Emergent Mind

SparseCL: Sparse Contrastive Learning for Contradiction Retrieval

(2406.10746)
Published Jun 15, 2024 in cs.CL and cs.IR

Abstract

Contradiction retrieval refers to identifying and extracting documents that explicitly disagree with or refute the content of a query, which is important to many downstream applications like fact checking and data cleaning. To retrieve contradiction argument to the query from large document corpora, existing methods such as similarity search and crossencoder models exhibit significant limitations. The former struggles to capture the essence of contradiction due to its inherent nature of favoring similarity, while the latter suffers from computational inefficiency, especially when the size of corpora is large. To address these challenges, we introduce a novel approach: SparseCL that leverages specially trained sentence embeddings designed to preserve subtle, contradictory nuances between sentences. Our method utilizes a combined metric of cosine similarity and a sparsity function to efficiently identify and retrieve documents that contradict a given query. This approach dramatically enhances the speed of contradiction detection by reducing the need for exhaustive document comparisons to simple vector calculations. We validate our model using the Arguana dataset, a benchmark dataset specifically geared towards contradiction retrieval, as well as synthetic contradictions generated from the MSMARCO and HotpotQA datasets using GPT-4. Our experiments demonstrate the efficacy of our approach not only in contradiction retrieval with more than 30% accuracy improvements on MSMARCO and HotpotQA across different model architectures but also in applications such as cleaning corrupted corpora to restore high-quality QA retrieval. This paper outlines a promising direction for improving the accuracy and efficiency of contradiction retrieval in large-scale text corpora.

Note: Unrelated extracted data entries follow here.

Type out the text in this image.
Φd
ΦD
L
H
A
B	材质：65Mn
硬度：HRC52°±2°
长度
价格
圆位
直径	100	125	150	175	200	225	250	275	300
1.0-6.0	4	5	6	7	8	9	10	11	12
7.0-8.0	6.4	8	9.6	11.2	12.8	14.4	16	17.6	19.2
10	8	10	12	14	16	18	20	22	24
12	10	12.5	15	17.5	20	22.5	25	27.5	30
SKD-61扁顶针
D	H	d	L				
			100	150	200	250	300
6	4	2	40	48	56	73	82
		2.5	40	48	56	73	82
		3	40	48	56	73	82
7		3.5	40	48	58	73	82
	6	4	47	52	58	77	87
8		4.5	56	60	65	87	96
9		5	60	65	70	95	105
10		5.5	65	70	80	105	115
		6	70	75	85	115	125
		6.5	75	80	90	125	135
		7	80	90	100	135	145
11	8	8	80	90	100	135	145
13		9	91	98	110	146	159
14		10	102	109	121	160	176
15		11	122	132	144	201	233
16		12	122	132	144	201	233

SparseCL vs. Cross-Encoder and Bi-Encoder in contradiction retrieval.

Overview

  • The paper introduces SparseCL, a novel method for contradiction retrieval by leveraging specially trained sentence embeddings that enhance sensitivity to subtle contradictions.

  • Using a dual scoring mechanism that combines cosine similarity with a sparsity measure known as the Hoyer measure, SparseCL fine-tunes sentence embeddings for improved contradiction detection.

  • Experimental results show SparseCL's significant accuracy and efficiency improvements over traditional methods, demonstrating its potential for applications in fact verification, data cleaning, and enhancing the robustness of LLMs.

SparseCL: Sparse Contrastive Learning for Contradiction Retrieval

The paper "SparseCL: Sparse Contrastive Learning for Contradiction Retrieval" proposes a novel method to address the problem of contradiction retrieval in large text corpora. Contradiction retrieval is essential for tasks such as fact-checking and data cleaning, where it is crucial to identify documents that explicitly contravene the content of a given query. Traditional methods face substantial limitations; similarity search favors documents that are alike, while cross-encoder models, despite their effectiveness, suffer from significant computational inefficiencies.

Methodology

The authors introduce SparseCL, a method developed to enhance contradiction retrieval by leveraging specially trained sentence embeddings designed to retain subtle contradictory nuances. Traditional embedding models and similarity searches struggle with this because they inherently promote the clustering of similar content, which is counterproductive for identifying contradictions that are conceptually opposite yet relevant.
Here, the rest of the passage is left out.